Календарные дни | страница 10



— Это моя фамилия, — смиренно, для дела, уточнил Филин. — Мне с вами наедине надо поговорить, без спутников.

— Беги, Саша, займи очередь, — сказала женщина и застыла в ожидании, а водитель с мальчиком вперед ушли.

— Мне мальчик сразу, как увидел на улице, показался не таким, как все, — невнятно пробормотал Филин, не зная, собственно, с чего начать. — Он из детского дома?

— Предположим, что так, — ответила женщина, не отрывая от Филина строгого, взгляда строгих глаз. — Что вы мне хотели сообщить наедине?

— Ничего такого никому я сообщать не собирался, — брякнул в сердцах Филин. — Вот мальчика взять к себе домой на денек, если позволено, взял бы. Ему было бы интересно. У меня, знаете, трое детей…

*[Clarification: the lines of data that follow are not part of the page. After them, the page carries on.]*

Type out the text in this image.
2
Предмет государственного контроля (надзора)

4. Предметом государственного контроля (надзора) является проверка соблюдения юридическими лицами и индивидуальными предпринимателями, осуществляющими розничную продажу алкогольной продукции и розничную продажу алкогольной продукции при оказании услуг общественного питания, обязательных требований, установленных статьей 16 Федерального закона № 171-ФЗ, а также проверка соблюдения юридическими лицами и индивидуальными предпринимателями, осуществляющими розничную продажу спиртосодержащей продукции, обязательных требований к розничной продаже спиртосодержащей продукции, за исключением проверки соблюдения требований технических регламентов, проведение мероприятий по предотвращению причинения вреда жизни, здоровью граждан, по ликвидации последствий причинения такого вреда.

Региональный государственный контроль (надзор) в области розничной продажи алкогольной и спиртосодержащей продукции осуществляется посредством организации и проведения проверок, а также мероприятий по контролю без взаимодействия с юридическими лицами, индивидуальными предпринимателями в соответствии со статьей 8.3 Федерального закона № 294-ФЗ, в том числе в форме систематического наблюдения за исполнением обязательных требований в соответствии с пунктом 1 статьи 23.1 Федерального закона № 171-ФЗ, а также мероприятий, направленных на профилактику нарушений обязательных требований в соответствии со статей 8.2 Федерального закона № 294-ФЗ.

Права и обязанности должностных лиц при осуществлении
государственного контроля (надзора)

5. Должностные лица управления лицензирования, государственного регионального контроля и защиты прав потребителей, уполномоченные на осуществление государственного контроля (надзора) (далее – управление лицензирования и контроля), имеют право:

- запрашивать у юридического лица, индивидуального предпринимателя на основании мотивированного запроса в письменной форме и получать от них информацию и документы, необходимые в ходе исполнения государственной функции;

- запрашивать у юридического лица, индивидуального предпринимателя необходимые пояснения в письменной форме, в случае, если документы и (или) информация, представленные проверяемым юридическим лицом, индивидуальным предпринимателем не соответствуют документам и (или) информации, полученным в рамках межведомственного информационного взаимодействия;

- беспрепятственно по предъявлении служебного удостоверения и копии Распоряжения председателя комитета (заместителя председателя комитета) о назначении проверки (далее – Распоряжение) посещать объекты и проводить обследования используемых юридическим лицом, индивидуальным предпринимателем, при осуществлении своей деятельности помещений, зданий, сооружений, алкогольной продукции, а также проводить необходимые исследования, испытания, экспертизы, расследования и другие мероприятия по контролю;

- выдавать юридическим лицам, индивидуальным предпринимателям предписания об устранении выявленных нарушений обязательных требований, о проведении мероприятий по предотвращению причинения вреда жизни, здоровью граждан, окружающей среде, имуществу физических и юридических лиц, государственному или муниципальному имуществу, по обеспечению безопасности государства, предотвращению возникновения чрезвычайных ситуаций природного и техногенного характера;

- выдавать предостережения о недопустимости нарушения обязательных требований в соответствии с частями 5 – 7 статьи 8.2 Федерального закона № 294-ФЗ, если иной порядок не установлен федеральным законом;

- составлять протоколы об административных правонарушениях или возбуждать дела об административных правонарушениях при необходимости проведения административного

— Мальчик — не игрушка, — отрезала холодно женщина. — Если бы каждому, кому взбрело бы, как вам, в голову, мы доверяли детей, я просто не представляю — что бы с ними стало через месяц-два. Мы воспитываем их по отлаженной и рекомендованной системе, и нарушать ее, полагаю, никому не позволят.

— По своей педагогической глупости я думал, что воспитание основано на любви, а не на системе! — разгорячился Петр Иванович. — Видно, мальчик и дал деру от системы.

Женщина поджала губы в преддверии удара.

— Сердобольные теоретики, — отчеканила она, понимая, что в данном варианте спора церемониться не стоит, и красные пятна проступили сквозь компактную пудру розового оттенка. — Вашей сиротской любви, херувимы сентиментальные, хватает ровно на сутки домашнего гостеприимства или на связку подержанных, ненужных книг для воспитанников, да и к этому подвигу вы готовитесь несколько лет. А мы с ними днями и ночами, в слезах и смехе, в болезнях и, как это вам ни тошно, в педагогических системах, без которых трудно и невозможно сделать воспитанников настоящими людьми, — чтоб вы провалились, гражданин Филин, со своими приставаниями!

Точно школьника отчитала женщина-педагог Петра Ивановича в центре сквера среди оживленных скандалом и крайне любознательных прохожих, подходивших послушать возбужденный диалог. Филин, пораженный, подхватил с земли рюкзак — и ходу от разгневанной женщины, так грубо и безжалостно очернившей его пусть случайный, нелепый, но нормальный порыв. Да за всем тем, чего тут плохого — познакомить мальчика со своими сыновьями? Худому бы не научили.

Филин чуть не угодил под грузовик и тут же ухватил верную и жестокую мысль про мальчика. Он даже головой помотал, отгоняя смутную догадку, — не было у мальчика этого даже образа матери, вовсе не помнил ее лица, наверное, голоса не слышал. Вот чего недоставало красивому и беспечному на вид мальчику на оживленных улицах, где бежали мимо тысячи женщин. Поэтому и брел он полчаса назад, а может быть, и не в первый раз среди манекенов, расслабленный, как во время ласки. Лица только Филин не видел тогда, но и ненастороженный затылок выдавал: напрочь забылся мальчишка, замечтался. Какая-то из этих нарядных молодых красивых женщин, ласково-туманно глядевших на него, походила на его маму, он только не знал — какая, но одна из них самая нежная, добрая, родная. Скверная мысль прицепилась к Филину — живые люди почему не привлекали мальчика? Может быть, озабоченные, не всегда на лету справедливые, чаще взвинченные, наскучили беглецу из детского рая, навеяли миражи, к манекенам утолкали. Значит, жизнь распорядилась так, что ему, почтенному отцу и кандидату агрономии, среднеблагополучному человеку, бежать сейчас домой, где пока все спокойно и правильно? Да не домой, а к той женщине с дежурными нотациями и усталостью, к малышу в казенном твидовом костюме, так красиво сидевшем на его плотной фигурке, к малышу с потерянным образом матери. Филину казалось, что следовало что-то предпринять, и немедленно, — ведь то, что вдруг захотелось сделать, повинуясь сердечному влечению, никто лучше тебя и не сделает, потому что родилось желание, а оно — возводит ли что, крушит ли — окрыляет. Да ведь не разбежишься очень с рюкзаком. А раньше другое мешало поступить по совести.